Polish President Andrzej Duda, who has called the LGBTQ+ rights movement "more destructive" than Soviet-era communism, appears to have won reelection.
Duda won 51.2 percent of the vote in Sunday's election, the National Electoral Commission announced Monday, according to the BBC. Supporters of his more liberal opponent, Warsaw Mayor Rafal Trzaskowski, said there were irregularities in voting and indicated they may challenge the result.
Duda's margin of victory is the smallest of any president since Poland's communist government fell in 1989, but voter turnout was high -- 58.2 percent -- giving him "a clear mandate," the BBC reports. Duda and his Law and Justice Party had particularly strong support in rural areas and among older voters.
Anti-LGBTQ+ sentiment runs strong in the heavily Catholic nation. About 100 towns have declared themselves LGBTQ+-free zones, something condemned by the European Parliament and being challenged in Polish courts.

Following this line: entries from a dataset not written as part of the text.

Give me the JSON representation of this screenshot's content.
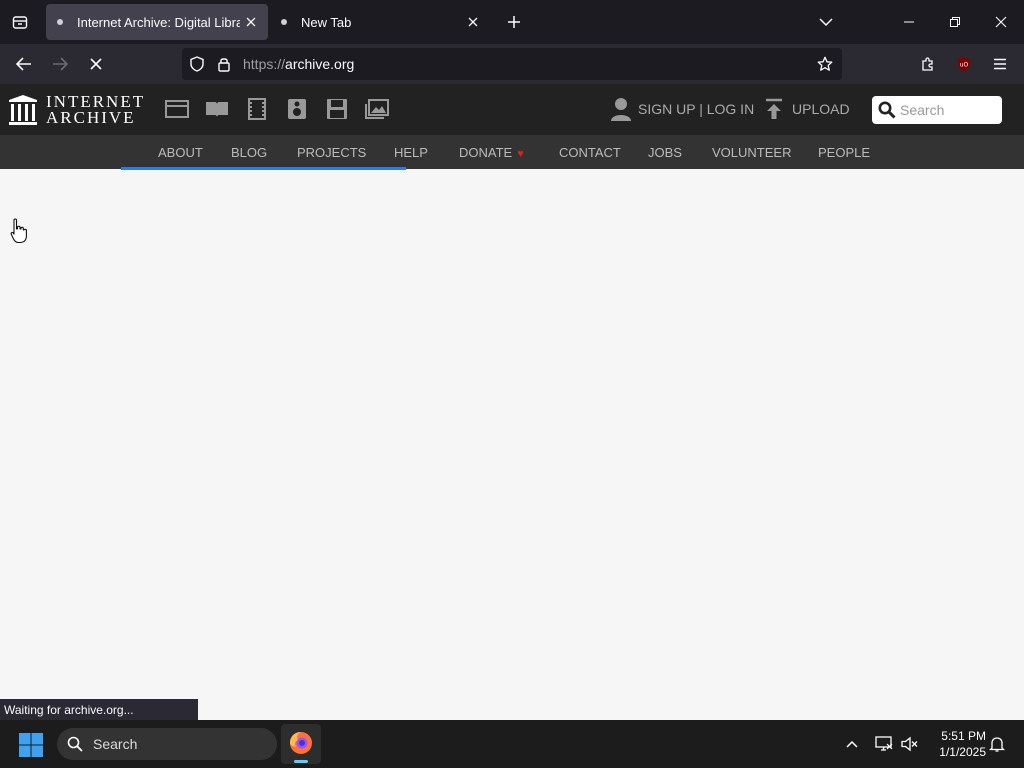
{
  "browser": {
    "tabs": [
      {
        "title": "Internet Archive: Digital Library",
        "active": true
      },
      {
        "title": "New Tab",
        "active": false
      }
    ],
    "url": {
      "protocol": "https://",
      "host": "archive.org"
    },
    "accent_color": "#2a7bf0"
  },
  "site": {
    "logo": {
      "line1": "INTERNET",
      "line2": "ARCHIVE"
    },
    "media_icons": [
      "web-icon",
      "texts-icon",
      "video-icon",
      "audio-icon",
      "software-icon",
      "images-icon"
    ],
    "account_label": "SIGN UP | LOG IN",
    "upload_label": "UPLOAD",
    "search_placeholder": "Search",
    "nav": [
      "ABOUT",
      "BLOG",
      "PROJECTS",
      "HELP",
      "DONATE",
      "CONTACT",
      "JOBS",
      "VOLUNTEER",
      "PEOPLE"
    ],
    "donate_heart_color": "#e02020"
  },
  "status": {
    "text": "Waiting for archive.org..."
  },
  "taskbar": {
    "search_label": "Search",
    "time": "5:51 PM",
    "date": "1/1/2025"
  }
}
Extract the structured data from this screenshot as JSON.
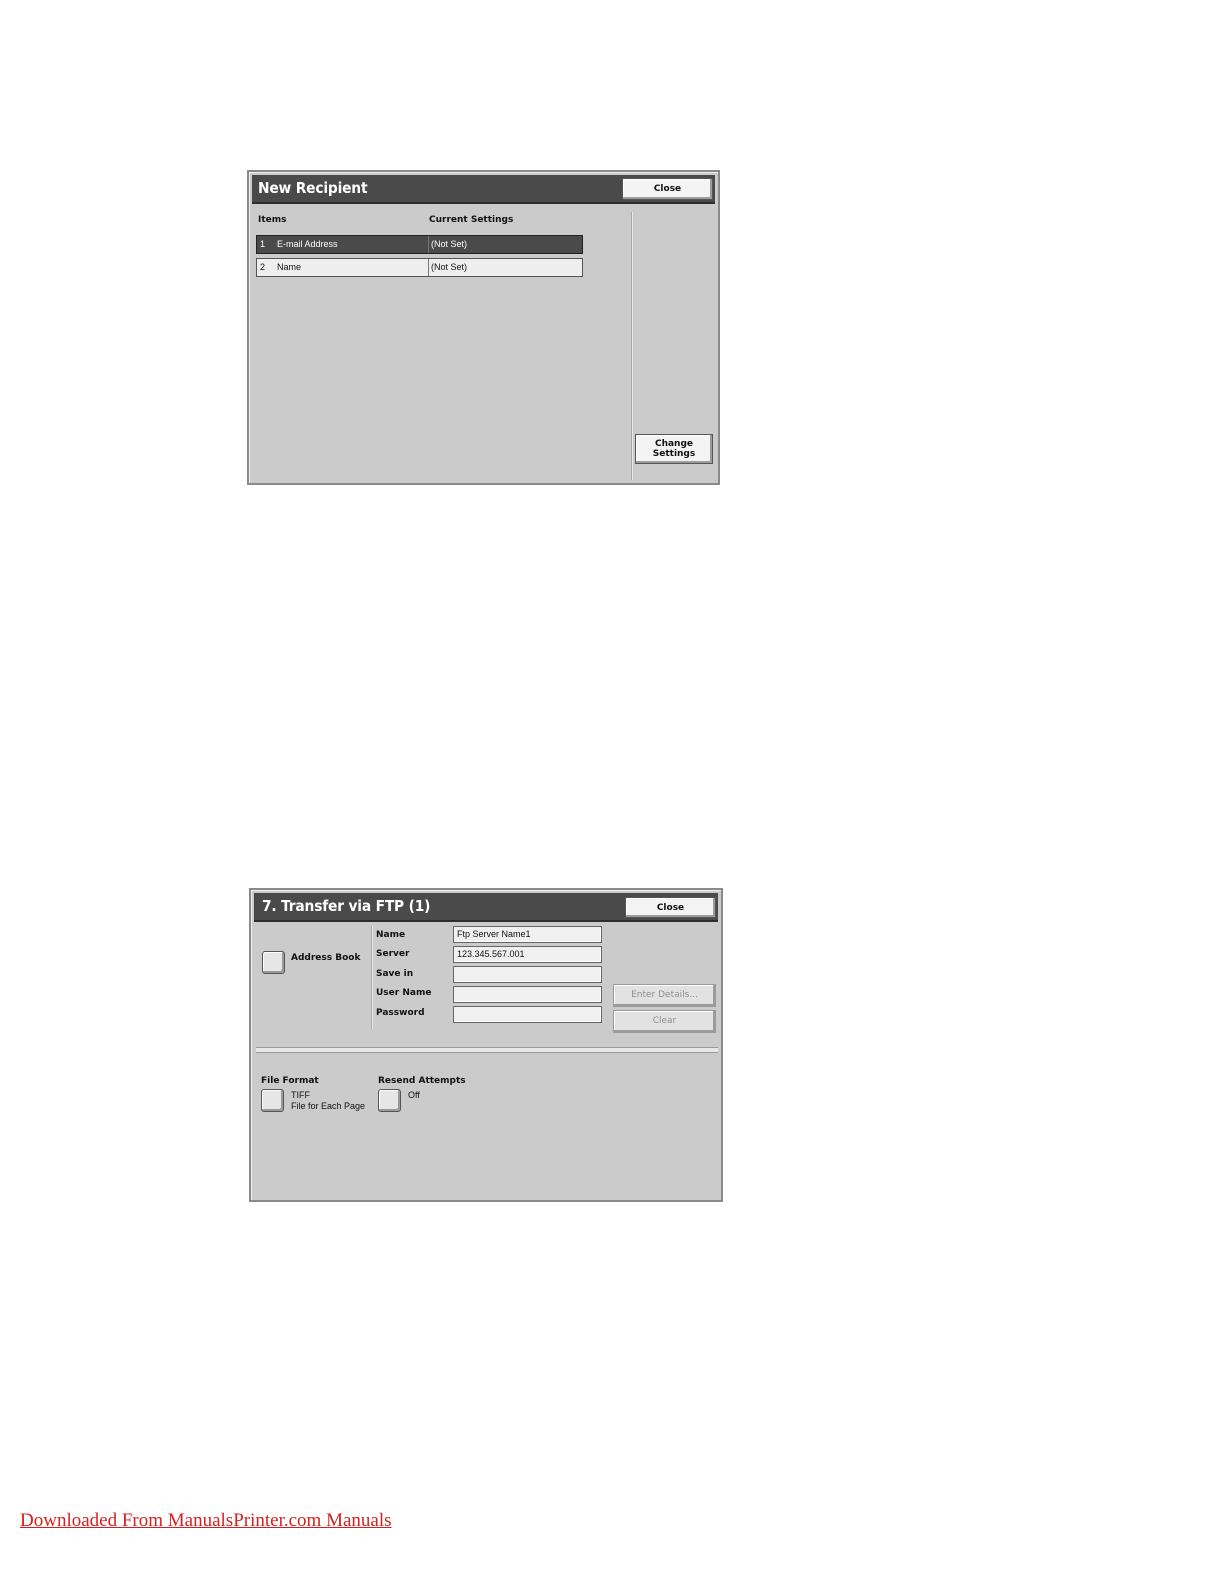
{
  "new_recipient": {
    "title": "New Recipient",
    "close_label": "Close",
    "col_items": "Items",
    "col_current": "Current Settings",
    "rows": [
      {
        "num": "1",
        "item": "E-mail Address",
        "value": "(Not Set)"
      },
      {
        "num": "2",
        "item": "Name",
        "value": "(Not Set)"
      }
    ],
    "change_settings_label": "Change Settings"
  },
  "ftp": {
    "title": "7. Transfer via FTP (1)",
    "close_label": "Close",
    "address_book_label": "Address Book",
    "fields": [
      {
        "label": "Name",
        "value": "Ftp Server Name1"
      },
      {
        "label": "Server",
        "value": "123.345.567.001"
      },
      {
        "label": "Save in",
        "value": ""
      },
      {
        "label": "User Name",
        "value": ""
      },
      {
        "label": "Password",
        "value": ""
      }
    ],
    "enter_details_label": "Enter Details...",
    "clear_label": "Clear",
    "file_format_label": "File Format",
    "file_format_value_1": "TIFF",
    "file_format_value_2": "File for Each Page",
    "resend_label": "Resend Attempts",
    "resend_value": "Off"
  },
  "footer": {
    "link_text": "Downloaded From ManualsPrinter.com Manuals"
  }
}
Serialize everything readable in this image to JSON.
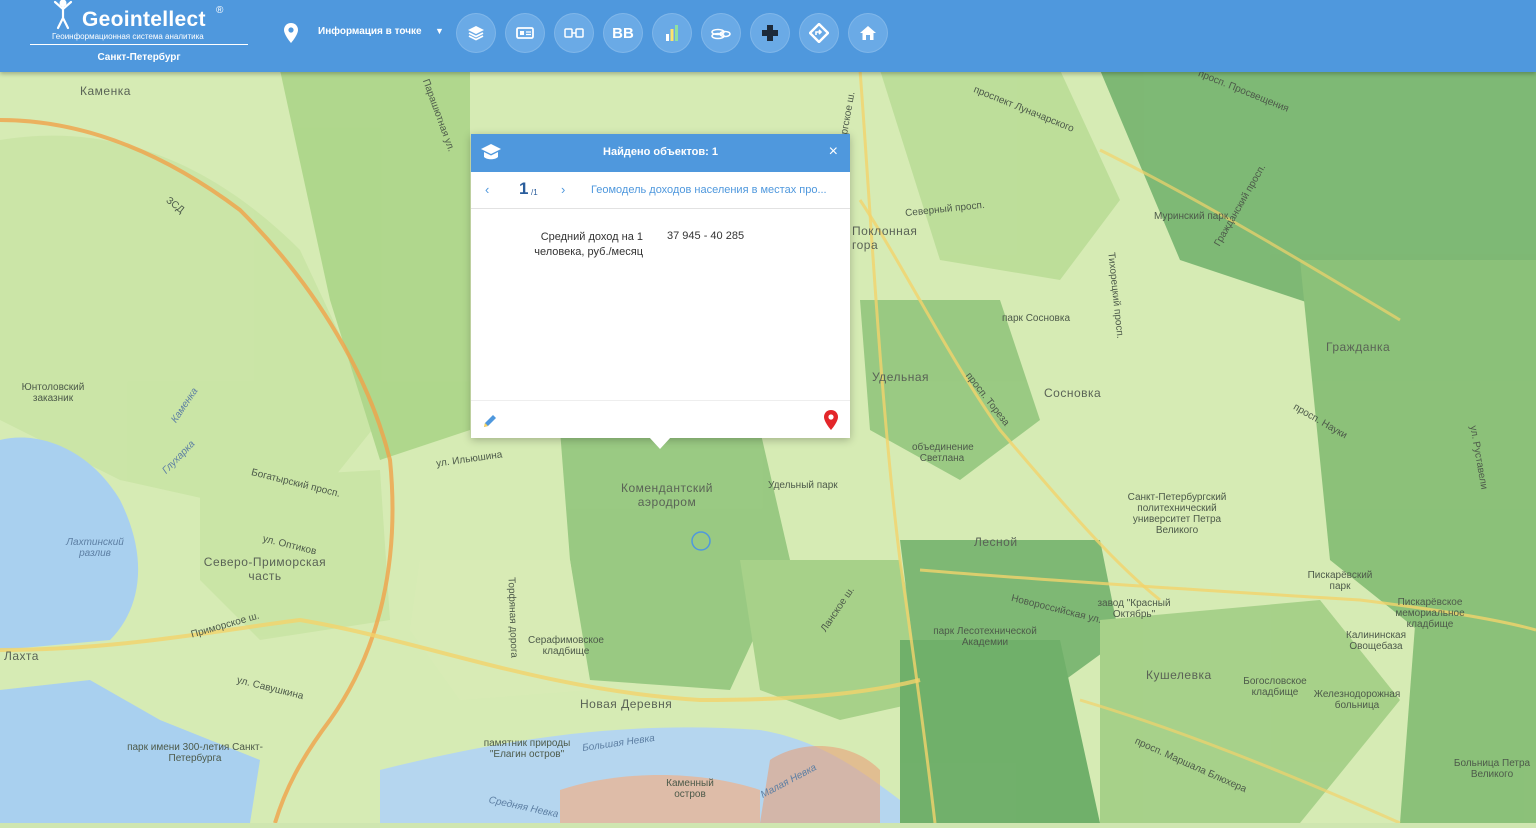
{
  "header": {
    "brand": "Geointellect",
    "trademark": "®",
    "tagline": "Геоинформационная система аналитика",
    "city": "Санкт-Петербург",
    "mode_label": "Информация в точке",
    "mode_caret": "▼",
    "toolbar": [
      {
        "name": "layers-button",
        "icon": "layers-icon",
        "glyph": ""
      },
      {
        "name": "catalog-button",
        "icon": "card-icon",
        "glyph": ""
      },
      {
        "name": "compare-button",
        "icon": "transfer-icon",
        "glyph": ""
      },
      {
        "name": "bb-button",
        "icon": "bb-text-icon",
        "glyph": "BB"
      },
      {
        "name": "analytics-button",
        "icon": "bar-chart-icon",
        "glyph": ""
      },
      {
        "name": "finance-button",
        "icon": "coins-icon",
        "glyph": ""
      },
      {
        "name": "medical-button",
        "icon": "medical-cross-icon",
        "glyph": ""
      },
      {
        "name": "route-button",
        "icon": "direction-icon",
        "glyph": ""
      },
      {
        "name": "home-button",
        "icon": "home-icon",
        "glyph": ""
      }
    ]
  },
  "popup": {
    "title": "Найдено объектов: 1",
    "close": "×",
    "prev": "‹",
    "next": "›",
    "current": "1",
    "of": "/1",
    "layer_name": "Геомодель доходов населения в местах про...",
    "field_label": "Средний доход на 1 человека, руб./месяц",
    "field_value": "37 945 - 40 285"
  },
  "map": {
    "colors": {
      "low": "#d9ecb6",
      "mid": "#a9d486",
      "high": "#6fb06a",
      "water": "#a9d0ef",
      "road": "#f2d36b",
      "hot": "#f0b08a"
    },
    "labels": [
      {
        "text": "Каменка",
        "kind": "big"
      },
      {
        "text": "Юнтоловский заказник",
        "kind": "small"
      },
      {
        "text": "Лахтинский разлив",
        "kind": "water"
      },
      {
        "text": "Северо-Приморская часть",
        "kind": "big"
      },
      {
        "text": "Лахта",
        "kind": "big"
      },
      {
        "text": "парк имени 300-летия Санкт-Петербурга",
        "kind": "small"
      },
      {
        "text": "Комендантский аэродром",
        "kind": "big"
      },
      {
        "text": "Удельный парк",
        "kind": "small"
      },
      {
        "text": "Серафимовское кладбище",
        "kind": "small"
      },
      {
        "text": "Новая Деревня",
        "kind": "big"
      },
      {
        "text": "памятник природы \"Елагин остров\"",
        "kind": "small"
      },
      {
        "text": "Каменный остров",
        "kind": "small"
      },
      {
        "text": "Удельная",
        "kind": "big"
      },
      {
        "text": "Сосновка",
        "kind": "big"
      },
      {
        "text": "парк Сосновка",
        "kind": "small"
      },
      {
        "text": "объединение Светлана",
        "kind": "small"
      },
      {
        "text": "Лесной",
        "kind": "big"
      },
      {
        "text": "парк Лесотехнической Академии",
        "kind": "small"
      },
      {
        "text": "Санкт-Петербургский политехнический университет Петра Великого",
        "kind": "small"
      },
      {
        "text": "Гражданка",
        "kind": "big"
      },
      {
        "text": "Муринский парк",
        "kind": "small"
      },
      {
        "text": "Пискарёвский парк",
        "kind": "small"
      },
      {
        "text": "Кушелевка",
        "kind": "big"
      },
      {
        "text": "Богословское кладбище",
        "kind": "small"
      },
      {
        "text": "Железнодорожная больница",
        "kind": "small"
      },
      {
        "text": "Больница Петра Великого",
        "kind": "small"
      },
      {
        "text": "Пискарёвское мемориальное кладбище",
        "kind": "small"
      },
      {
        "text": "Калининская Овощебаза",
        "kind": "small"
      },
      {
        "text": "завод \"Красный Октябрь\"",
        "kind": "small"
      },
      {
        "text": "Поклонная гора",
        "kind": "big"
      },
      {
        "text": "проспект Луначарского",
        "kind": "street"
      },
      {
        "text": "Северный просп.",
        "kind": "street"
      },
      {
        "text": "просп. Тореза",
        "kind": "street"
      },
      {
        "text": "Новороссийская ул.",
        "kind": "street"
      },
      {
        "text": "ул. Ильюшина",
        "kind": "street"
      },
      {
        "text": "Богатырский просп.",
        "kind": "street"
      },
      {
        "text": "ул. Оптиков",
        "kind": "street"
      },
      {
        "text": "Приморское ш.",
        "kind": "street"
      },
      {
        "text": "ул. Савушкина",
        "kind": "street"
      },
      {
        "text": "Большая Невка",
        "kind": "water"
      },
      {
        "text": "Средняя Невка",
        "kind": "water"
      },
      {
        "text": "Малая Невка",
        "kind": "water"
      },
      {
        "text": "Торфяная дорога",
        "kind": "street"
      },
      {
        "text": "ЗСД",
        "kind": "street"
      },
      {
        "text": "просп. Просвещения",
        "kind": "street"
      },
      {
        "text": "Гражданский просп.",
        "kind": "street"
      },
      {
        "text": "просп. Науки",
        "kind": "street"
      },
      {
        "text": "просп. Маршала Блюхера",
        "kind": "street"
      },
      {
        "text": "ул. Руставели",
        "kind": "street"
      },
      {
        "text": "Тихорецкий просп.",
        "kind": "street"
      },
      {
        "text": "Выборгское ш.",
        "kind": "street"
      },
      {
        "text": "Парашютная ул.",
        "kind": "street"
      },
      {
        "text": "Каменка",
        "kind": "water"
      },
      {
        "text": "Глухарка",
        "kind": "water"
      },
      {
        "text": "Ланское ш.",
        "kind": "street"
      }
    ]
  }
}
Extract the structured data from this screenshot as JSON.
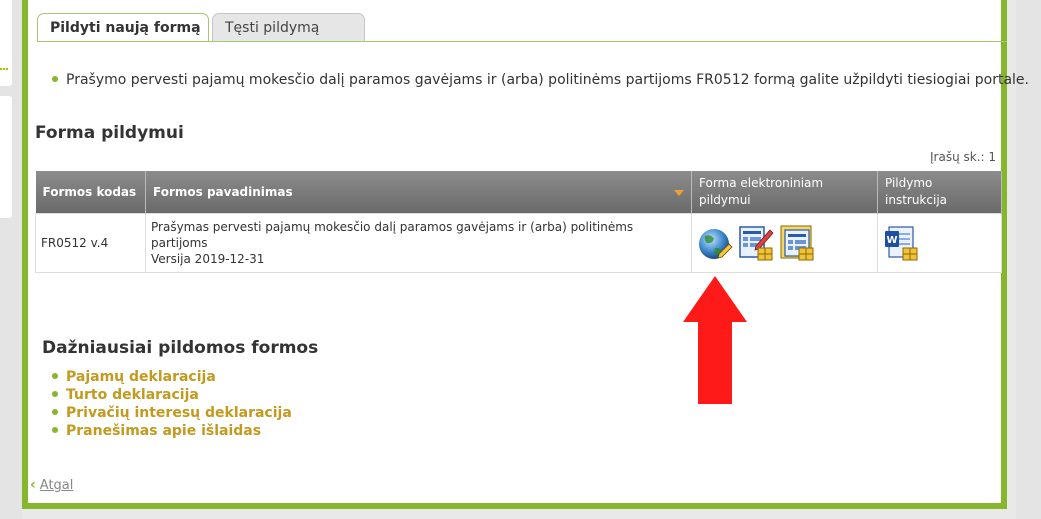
{
  "tabs": [
    {
      "label": "Pildyti naują formą",
      "active": true
    },
    {
      "label": "Tęsti pildymą",
      "active": false
    }
  ],
  "info_text": "Prašymo pervesti pajamų mokesčio dalį paramos gavėjams ir (arba) politinėms partijoms FR0512 formą galite užpildyti tiesiogiai portale.",
  "form_section": {
    "title": "Forma pildymui",
    "records_count": "Įrašų sk.: 1",
    "columns": {
      "code": "Formos kodas",
      "name": "Formos pavadinimas",
      "electronic": "Forma elektroniniam pildymui",
      "instructions": "Pildymo instrukcija"
    },
    "rows": [
      {
        "code": "FR0512 v.4",
        "name": "Prašymas pervesti pajamų mokesčio dalį paramos gavėjams ir (arba) politinėms partijoms",
        "version": "Versija 2019-12-31",
        "electronic_icons": [
          "globe-edit-icon",
          "form-edit-icon",
          "form-grid-icon"
        ],
        "instruction_icons": [
          "word-document-icon"
        ]
      }
    ]
  },
  "frequent": {
    "title": "Dažniausiai pildomos formos",
    "items": [
      "Pajamų deklaracija",
      "Turto deklaracija",
      "Privačių interesų deklaracija",
      "Pranešimas apie išlaidas"
    ]
  },
  "back_label": "Atgal",
  "colors": {
    "accent_green": "#86b62b",
    "link_gold": "#c39a1e",
    "arrow_red": "#ff1a1a",
    "header_gray": "#7a7a7a"
  }
}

There have been violent attacks on Pride parades in some cities.
In April, Law and Justice introduced a bill in Poland's Parliament that was labeled the "Stop Pedophilia" bill, as it characterized sex educators as pedophiles; it was particularly aimed at sex ed that included LGBTQ+ topics. "It eventually became buried in parliamentary committees, its propaganda mission complete," Polish human rights attorney Pawel Knut wrote in a piece published on the NBC News website Monday.
However, Duda is still backing legislation that would ban "homopropaganda" in public spaces as well as a bill that would ban adoption by same-sex couples, LGBTQ+ activist Bartosz Staszewski wrote in The Independent. Duda mentioned these measures frequently during his reelection campaign.
Despite Duda's victory, "the narrow results of yesterday's election show at least 50 per cent of voters don't want to live in a society based on hate," Staszewski continued. "It's time to act accordingly."
Staszewski was encouraged by the activism of young Poles. "The LGBT+ struggle in Poland will continue but we won't give up," he wrote. "Last year we saw the largest number of Pride marches across Poland. Young people do not believe in the primitive propaganda of the Law and Justice party. The youth climate strikes, Pride parades and rainbow protests in small and big cities give us hope that young Poles will be the change we desperately need to see."